Stagflation Risk: Stephen Roach Latest Economist to Sound Alarm on 70s-Style Inflation
Stephen Roach is the latest high-profile economist to sound the alarm on the risk of a 1970s-style stagflation—where economic growth falls but inflation stays stubbornly high.
The former Morgan Stanley Asia chairman told CNBC in a Sept. 29 interview that the energy price spike is inflicting major damage to struggling supply chains and that he believes the United States is “one supply chain glitch” away from a 70s-era bout of stagflation.
His remarks came as gasoline stations were running dry in Britain, power costs were surging in the European Union ahead of winter, and amid rising prices for oil, natural gas, and coal.
In the interview, Roach spoke of supply chain bottlenecks shifting from one part of the supply chain to another rather than easing, a situation he called “strikingly reminiscent of what we saw in the early 1970s” and one that “suggests that inflation will stay at these elevated levels for longer than we thought.”
“We were sort of one supply chain glitch away from stagflation,” Roach said, adding, “That seems to be playing out, unfortunately.”
Roach took aim at the Fed’s easy money policies, arguing they were excessive, particularly in the face of persistent inflationary pressures.
While Fed officials have maintained that the current bout of inflation is temporary and will abate once supply chain dislocations abate, they have increasingly started to acknowledge that inflation has been stickier than previously thought.
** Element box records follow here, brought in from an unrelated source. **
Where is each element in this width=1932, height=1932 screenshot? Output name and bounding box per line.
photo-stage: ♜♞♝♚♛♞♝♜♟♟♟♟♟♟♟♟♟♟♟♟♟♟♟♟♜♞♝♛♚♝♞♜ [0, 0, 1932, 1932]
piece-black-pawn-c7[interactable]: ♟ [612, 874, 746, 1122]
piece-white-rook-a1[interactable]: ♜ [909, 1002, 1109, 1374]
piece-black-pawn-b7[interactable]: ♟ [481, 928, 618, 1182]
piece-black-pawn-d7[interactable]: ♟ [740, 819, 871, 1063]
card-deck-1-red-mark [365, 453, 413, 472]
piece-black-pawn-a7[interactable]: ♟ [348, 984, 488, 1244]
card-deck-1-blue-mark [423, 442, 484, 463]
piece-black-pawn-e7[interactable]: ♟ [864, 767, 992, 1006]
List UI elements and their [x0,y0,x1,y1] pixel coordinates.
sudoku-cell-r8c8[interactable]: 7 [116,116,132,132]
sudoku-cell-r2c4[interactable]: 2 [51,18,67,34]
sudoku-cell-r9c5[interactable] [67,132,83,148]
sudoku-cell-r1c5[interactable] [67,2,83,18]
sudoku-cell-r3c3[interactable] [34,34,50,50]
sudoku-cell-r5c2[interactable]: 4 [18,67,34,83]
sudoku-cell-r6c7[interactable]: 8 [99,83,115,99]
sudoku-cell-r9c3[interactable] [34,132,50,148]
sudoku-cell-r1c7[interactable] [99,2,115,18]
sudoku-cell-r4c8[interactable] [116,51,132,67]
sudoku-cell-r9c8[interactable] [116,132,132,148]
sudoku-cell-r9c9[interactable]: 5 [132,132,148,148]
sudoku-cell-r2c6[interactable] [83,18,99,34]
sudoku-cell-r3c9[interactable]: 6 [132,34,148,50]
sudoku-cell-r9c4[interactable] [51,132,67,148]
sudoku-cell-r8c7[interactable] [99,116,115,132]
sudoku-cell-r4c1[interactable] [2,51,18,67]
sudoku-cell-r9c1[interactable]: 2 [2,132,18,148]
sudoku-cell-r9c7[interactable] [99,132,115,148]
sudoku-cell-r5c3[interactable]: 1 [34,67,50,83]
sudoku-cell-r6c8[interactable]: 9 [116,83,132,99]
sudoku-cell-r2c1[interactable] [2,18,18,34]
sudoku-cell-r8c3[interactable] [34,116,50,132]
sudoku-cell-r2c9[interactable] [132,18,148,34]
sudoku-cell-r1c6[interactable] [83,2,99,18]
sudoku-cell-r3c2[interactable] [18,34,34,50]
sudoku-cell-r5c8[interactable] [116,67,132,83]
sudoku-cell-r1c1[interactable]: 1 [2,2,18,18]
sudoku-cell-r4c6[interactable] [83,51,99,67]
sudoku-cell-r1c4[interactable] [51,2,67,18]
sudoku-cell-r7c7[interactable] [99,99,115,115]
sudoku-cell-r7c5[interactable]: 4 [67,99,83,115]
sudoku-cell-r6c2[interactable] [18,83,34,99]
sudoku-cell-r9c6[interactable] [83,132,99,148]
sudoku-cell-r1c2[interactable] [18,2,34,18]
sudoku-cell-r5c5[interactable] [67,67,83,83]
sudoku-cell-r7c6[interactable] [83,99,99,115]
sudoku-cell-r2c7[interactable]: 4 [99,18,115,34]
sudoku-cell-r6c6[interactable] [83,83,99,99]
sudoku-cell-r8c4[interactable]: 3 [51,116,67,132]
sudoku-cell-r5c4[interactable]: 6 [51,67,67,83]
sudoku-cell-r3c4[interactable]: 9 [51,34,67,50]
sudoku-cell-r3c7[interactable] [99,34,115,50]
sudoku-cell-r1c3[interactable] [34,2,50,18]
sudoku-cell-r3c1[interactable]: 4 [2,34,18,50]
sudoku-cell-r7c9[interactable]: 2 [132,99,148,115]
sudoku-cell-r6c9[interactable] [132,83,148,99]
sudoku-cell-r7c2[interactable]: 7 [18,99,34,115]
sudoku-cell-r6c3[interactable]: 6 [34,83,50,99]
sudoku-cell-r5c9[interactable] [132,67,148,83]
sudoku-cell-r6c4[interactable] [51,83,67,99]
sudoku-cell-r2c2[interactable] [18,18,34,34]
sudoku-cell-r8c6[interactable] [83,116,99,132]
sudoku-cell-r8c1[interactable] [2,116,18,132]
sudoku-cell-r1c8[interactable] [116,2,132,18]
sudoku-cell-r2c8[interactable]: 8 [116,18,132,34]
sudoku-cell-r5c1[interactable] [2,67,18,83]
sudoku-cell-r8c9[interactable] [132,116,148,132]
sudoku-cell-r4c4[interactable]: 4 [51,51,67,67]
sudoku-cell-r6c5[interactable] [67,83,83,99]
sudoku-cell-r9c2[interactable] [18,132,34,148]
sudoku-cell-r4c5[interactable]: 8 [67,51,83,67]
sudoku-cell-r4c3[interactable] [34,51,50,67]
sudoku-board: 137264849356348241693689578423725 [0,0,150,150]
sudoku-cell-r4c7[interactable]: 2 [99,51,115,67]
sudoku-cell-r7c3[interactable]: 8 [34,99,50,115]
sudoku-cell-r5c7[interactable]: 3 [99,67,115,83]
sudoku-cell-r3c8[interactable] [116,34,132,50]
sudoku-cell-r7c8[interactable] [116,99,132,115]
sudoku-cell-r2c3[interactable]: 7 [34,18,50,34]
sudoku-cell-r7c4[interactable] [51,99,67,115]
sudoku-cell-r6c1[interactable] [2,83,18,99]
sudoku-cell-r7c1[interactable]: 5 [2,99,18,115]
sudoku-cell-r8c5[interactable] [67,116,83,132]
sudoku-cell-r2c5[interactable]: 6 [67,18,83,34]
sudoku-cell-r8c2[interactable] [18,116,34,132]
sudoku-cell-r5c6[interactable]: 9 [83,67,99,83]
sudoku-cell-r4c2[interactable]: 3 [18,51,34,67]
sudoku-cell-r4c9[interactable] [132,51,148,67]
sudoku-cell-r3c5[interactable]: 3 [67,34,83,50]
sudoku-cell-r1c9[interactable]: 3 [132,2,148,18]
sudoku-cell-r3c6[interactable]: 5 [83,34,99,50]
“This is not the situation that we have faced for a very long time and it is one in which there is a tension between our two objectives. … Inflation is high and well above target and yet there appears to be slack in the labor market,” Federal Reserve Chair Jerome Powell said at a European Central Bank forum, with his remarks appearing to point to a stagflationary dynamic.
Surging prices have been a headline theme amid the economic recovery, rising faster than wages and eroding the purchasing power of Americans.
Core personal consumption expenditures (PCE) inflation, which excludes the volatile categories of food and fuel and is the Fed’s preferred gauge for price growth, has risen sharply in recent months, well above the central bank’s 2 percent target.
In April of this year, core PCE was 3.1 percent, rising to 3.5 percent by May and 3.6 percent in June and July, the latest months of available data from the Commerce Department.
While Fed officials have expressed concern about price pressures, they predict that the high rate of inflation is a transitory phenomenon. Still, they acknowledge there’s a risk that price pressures will be stickier than previously anticipated.
New York Federal Reserve Bank President John Williams said Monday that consumer expectations for what the rate of inflation will be several years down the road remain “well-anchored” around the Fed’s 2 percent objective, though he said there are upside risks and a “great deal of uncertainty” around the inflationary outlook.
Economist Nouriel Roubini, known for his gloomy-yet-accurate forecast of the 2008 financial crash—a prediction he made at a time of peak market exuberance—warned in a recent op-ed that the global supply chain crisis combined with high debt ratios and ultra-loose monetary and fiscal policies threaten to turn the “mild stagflation” of recent months into a full-blown stagflationary crisis.